Understanding charge controller spec

New_ClimberNew_Climber Registered Users Posts: 12
I just want to ensure I am understanding what I read on for the charge controller spec.

When looking at charge controller like the Morningstar SunSaver 15 Amp MPPT Solar Charge Controller, is the 15amp rating what is coming from the panels into the batteries.

Where my confusion comes from is this has nothing to do with using an inverter correct? The charge controller specs are what the PV panels are putting into the batteries...is this correct?

I currently have 2 panels, 33v (45voc) totaling 380watts peak power....I want to setup something up to run my lights in a detached garage. at 380w setting up a 24battery system, so that would be 380w/24v=15.8amps.

It is this amps coming from the panels into the batteries that the controller needs to handle.

Is my understanding correct?

At first I was thinking the charge controller needed to handle the output of the batteries to the inverter to run my lights...but that is a completely separate device....right??

Comments

  • CariboocootCariboocoot Banned Posts: 17,615 ✭✭
    Re: Understanding charge controller spec

    Correct. The Amp rating on a charge controller is the maximum current it can pass from the panels to the batteries. It has nothing to do with how much an inverter draws from the batteries.
  • firerescue712firerescue712 Solar Expert Posts: 95 ✭✭
    Re: Understanding charge controller spec

    The output (to the batteries) is 15 amps max. In order to achieve this, the total input wattage should be 200 watts for a 12 volt battery and 400 watts for a 24 volt battery. If you have 15 amps coming into the charge controller, its output will still only be 15 amps max. The charge controller is rated at 75 volts input MAXIMUM! Your panels need to be wired parallel. In series, they would be over the 75 volt maximum.

    The charge controller charges the batteries off the pv system. The inverter is powered from the battery bank.
  • New_ClimberNew_Climber Registered Users Posts: 12
    Re: Understanding charge controller spec

    Thank you much for the explaination...

    Another question...

    Does it matter if I over size my charge controller for my current PV capacity? Right now 15amp capacity would work, but if I purchase the 45amp controller, it would give me future room for more panels. Does the controller work less efficient if it is over sized? Just thinking about future expansion.

    Or, is it better to have separate devices and wire accordingly?
  • SolaRevolutionSolaRevolution Solar Expert Posts: 407 ✭✭✭✭✭✭
    Re: Understanding charge controller spec

    You have it right about the 15 amp output rating to the batteries.

    I think I see some possible confusion though. The Morningstar SunSaver 15 Amp MPPT Solar Charge Controller also has a "lighting control" or a "Load Control" circuit. This is also rated at 15 amps DC. It is intended to turn DC lights (or other DC loads) on and off based on preset conditions.

    See manual section 3.2. Factory presets:
    Switch 2 OFF (↓): LVD = 11.50 V, LVR = 12.60 V
    Switch 2 ON (↑): LVD = 11.00 V, LVR = 12.10 V

    Also from the manual:
    Using MSViewTM PC software, the SS-MPPT can be
    programmed with custom settings to function as a lighting
    controller to turn the system loads on and off at specified
    intervals throughout the day and night. See section 4.7 for
    more information.


    If you want to use this to control an AC load (or a DC load which exceeds 15 amps) you may be able to use it to drive the DC coil of a relay. (The relay coil voltage must match the battery voltage and the contacts must match the Load voltage and current requirements.)

    -Alex Aragon
  • CariboocootCariboocoot Banned Posts: 17,615 ✭✭
    Re: Understanding charge controller spec
    Thank you much for the explaination...

    Another question...

    Does it matter if I over size my charge controller for my current PV capacity? Right now 15amp capacity would work, but if I purchase the 45amp controller, it would give me future room for more panels. Does the controller work less efficient if it is over sized? Just thinking about future expansion.

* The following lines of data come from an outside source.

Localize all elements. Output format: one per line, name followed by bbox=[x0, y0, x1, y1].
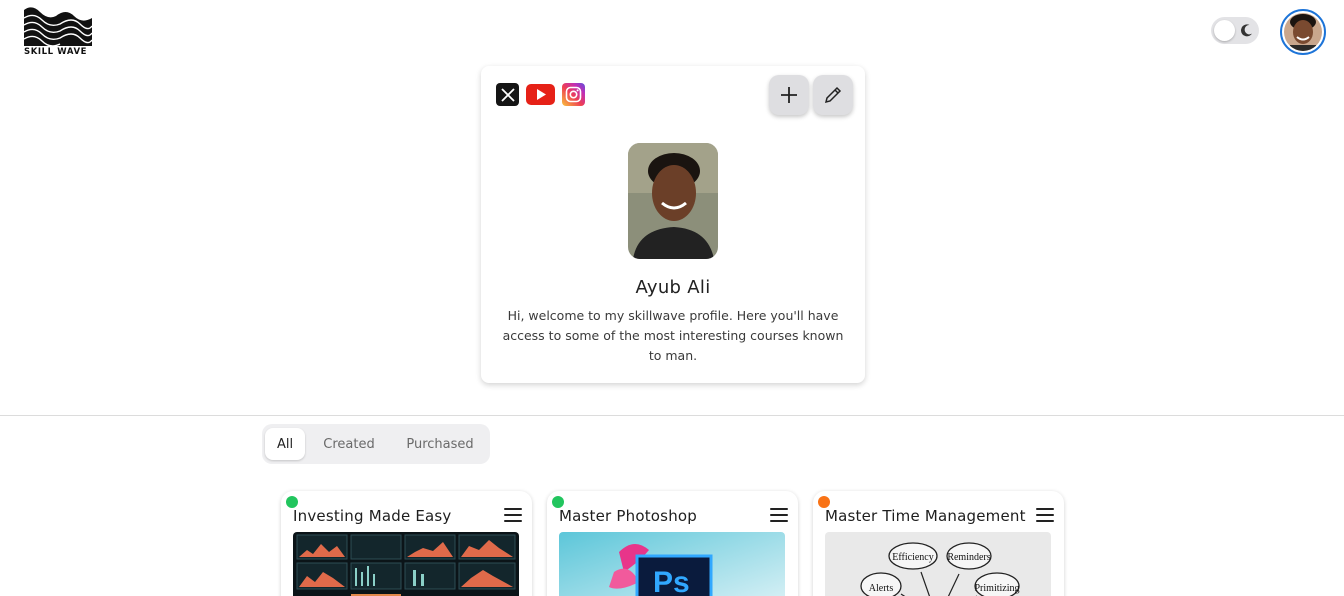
logo-wave-icon bbox=[22, 6, 94, 48]
tab-purchased[interactable]: Purchased bbox=[393, 428, 487, 460]
course-title: Investing Made Easy bbox=[293, 507, 452, 525]
bubble-label: Efficiency bbox=[892, 552, 933, 563]
x-icon[interactable] bbox=[496, 83, 519, 106]
bubble-label: Reminders bbox=[947, 552, 990, 563]
tab-created[interactable]: Created bbox=[305, 428, 393, 460]
tab-all[interactable]: All bbox=[265, 428, 305, 460]
youtube-icon[interactable] bbox=[526, 83, 555, 106]
profile-name: Ayub Ali bbox=[635, 277, 711, 298]
menu-icon[interactable] bbox=[770, 508, 788, 524]
toggle-knob bbox=[1214, 20, 1235, 41]
photoshop-logo-text: Ps bbox=[653, 566, 690, 596]
status-dot bbox=[552, 496, 564, 508]
moon-icon bbox=[1241, 24, 1253, 37]
menu-icon[interactable] bbox=[504, 508, 522, 524]
course-thumbnail: Ps bbox=[559, 532, 785, 596]
course-thumbnail: Efficiency Reminders Alerts Primitizing bbox=[825, 532, 1051, 596]
course-card[interactable]: Master Time Management Efficiency Remind… bbox=[813, 491, 1064, 596]
add-course-button[interactable] bbox=[769, 75, 809, 115]
status-dot bbox=[286, 496, 298, 508]
course-thumbnail bbox=[293, 532, 519, 596]
social-links bbox=[496, 83, 585, 106]
section-divider bbox=[0, 415, 1344, 416]
theme-toggle[interactable] bbox=[1211, 17, 1259, 44]
profile-photo bbox=[628, 143, 718, 259]
bubble-label: Primitizing bbox=[975, 583, 1020, 594]
avatar-face-icon bbox=[1284, 13, 1322, 51]
course-card[interactable]: Investing Made Easy bbox=[281, 491, 532, 596]
profile-bio: Hi, welcome to my skillwave profile. Her… bbox=[502, 308, 844, 363]
edit-profile-button[interactable] bbox=[813, 75, 853, 115]
pencil-icon bbox=[824, 86, 842, 104]
course-filter-tabs: All Created Purchased bbox=[262, 424, 490, 464]
course-card[interactable]: Master Photoshop Ps bbox=[547, 491, 798, 596]
menu-icon[interactable] bbox=[1036, 508, 1054, 524]
course-title: Master Photoshop bbox=[559, 507, 698, 525]
plus-icon bbox=[781, 87, 797, 103]
card-actions bbox=[769, 75, 853, 115]
logo-text: SKILL WAVE bbox=[24, 47, 88, 57]
skillwave-logo[interactable]: SKILL WAVE bbox=[22, 6, 94, 58]
bubble-label: Alerts bbox=[869, 583, 894, 594]
course-title: Master Time Management bbox=[825, 507, 1026, 525]
profile-card: Ayub Ali Hi, welcome to my skillwave pro… bbox=[481, 66, 865, 383]
instagram-icon[interactable] bbox=[562, 83, 585, 106]
status-dot bbox=[818, 496, 830, 508]
user-avatar[interactable] bbox=[1280, 9, 1326, 55]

    Or, is it better to have separate devices and wire accordingly?

    There isn't much problem running an oversize controller, especially if you're planning on future expansion. It would be silly to buy an 80 Amp controller for 20 Amps of course. But on the other hand it is actually desirable to have some "overhead" instead of running at peak current all the time.

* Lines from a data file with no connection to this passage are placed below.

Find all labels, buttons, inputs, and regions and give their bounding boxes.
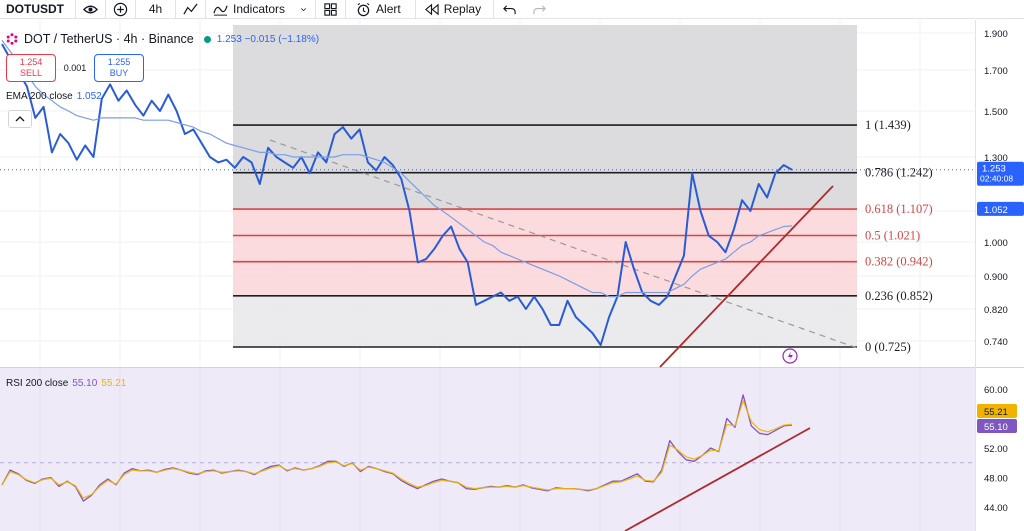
- price-chart[interactable]: 1 (1.439) 0.786 (1.242) 0.618 (1.107) 0.5 (…: [0, 0, 1024, 531]
- fib-level-label: 0.382 (0.942): [865, 255, 933, 269]
- price-axis-tick-label: 0.820: [984, 305, 1008, 316]
- rsi-axis-tick-label: 60.00: [984, 385, 1008, 396]
- chevron-up-icon: [15, 116, 25, 122]
- rsi-axis-tick-label: 48.00: [984, 474, 1008, 485]
- price-axis-tick-label: 1.000: [984, 238, 1008, 249]
- symbol-title: DOT / TetherUS · 4h · Binance: [24, 32, 194, 46]
- fib-zone-red: [233, 209, 857, 296]
- collapse-legend-button[interactable]: [8, 110, 32, 128]
- rsi-ma-value-label: 55.21: [984, 407, 1008, 418]
- buy-price: 1.255: [107, 57, 131, 67]
- price-axis-tick-label: 1.900: [984, 29, 1008, 40]
- price-axis-tick-label: 1.500: [984, 107, 1008, 118]
- price-axis-tick-label: 0.900: [984, 272, 1008, 283]
- sell-label: SELL: [19, 68, 43, 78]
- market-open-indicator: [203, 35, 211, 43]
- polkadot-logo-icon: [6, 33, 18, 45]
- rsi-pane-background: [0, 368, 975, 531]
- fib-level-label: 0.5 (1.021): [865, 228, 920, 242]
- spread-value: 0.001: [63, 63, 87, 73]
- ema-value-label: 1.052: [984, 205, 1008, 216]
- rsi-legend-title: RSI 200 close: [6, 378, 69, 389]
- rsi-legend[interactable]: RSI 200 close 55.10 55.21: [6, 378, 126, 389]
- rsi-axis-tick-label: 52.00: [984, 444, 1008, 455]
- ema-legend-value: 1.052: [76, 91, 102, 102]
- fib-zone-lower: [233, 295, 857, 347]
- rsi-value-label: 55.10: [984, 422, 1008, 433]
- bar-countdown-label: 02:40:08: [980, 174, 1013, 184]
- ema-legend[interactable]: EMA 200 close 1.052: [6, 91, 102, 102]
- fib-level-label: 1 (1.439): [865, 118, 911, 132]
- fib-level-label: 0 (0.725): [865, 340, 911, 354]
- price-axis-tick-label: 1.700: [984, 66, 1008, 77]
- rsi-axis-tick-label: 44.00: [984, 503, 1008, 514]
- sell-price: 1.254: [19, 57, 43, 67]
- fib-zone-upper: [233, 25, 857, 210]
- trade-panel: 1.254 SELL 0.001 1.255 BUY: [0, 54, 144, 82]
- ema-legend-title: EMA 200 close: [6, 91, 73, 102]
- buy-button[interactable]: 1.255 BUY: [94, 54, 144, 82]
- fib-level-label: 0.786 (1.242): [865, 166, 933, 180]
- sell-button[interactable]: 1.254 SELL: [6, 54, 56, 82]
- symbol-legend: DOT / TetherUS · 4h · Binance 1.253 −0.0…: [6, 32, 319, 46]
- price-axis-tick-label: 0.740: [984, 337, 1008, 348]
- rsi-legend-value: 55.10: [72, 378, 98, 389]
- buy-label: BUY: [109, 68, 129, 78]
- rsi-ma-legend-value: 55.21: [101, 378, 127, 389]
- last-quote: 1.253 −0.015 (−1.18%): [216, 33, 320, 45]
- fib-level-label: 0.236 (0.852): [865, 289, 933, 303]
- fib-level-label: 0.618 (1.107): [865, 202, 933, 216]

    If you know you're planning on a 3X increase sometime soon, go for the 45 Amp controller. Technically there is some inefficiency in running one so lightly, but it's not a big enough value to worry about.
  • nielniel Solar Expert Posts: 10,300 ✭✭✭✭
    Re: Understanding charge controller spec

    some also opt to use multiple mppt controllers and add them as the expansion dictates. if you got 2 more of those pvs down the road and already have 2 pvs with a sunsaver 15a mppt cc then you could just wire the 2 new pvs to a new sunsaver 15a mppt cc and then to the batteries. it is basically paralleling a separate solar system to your batteries. separate controllers can be more expensive than a single controller so you should evaluate which way you'd want to go with it. most do opt for the larger single controller.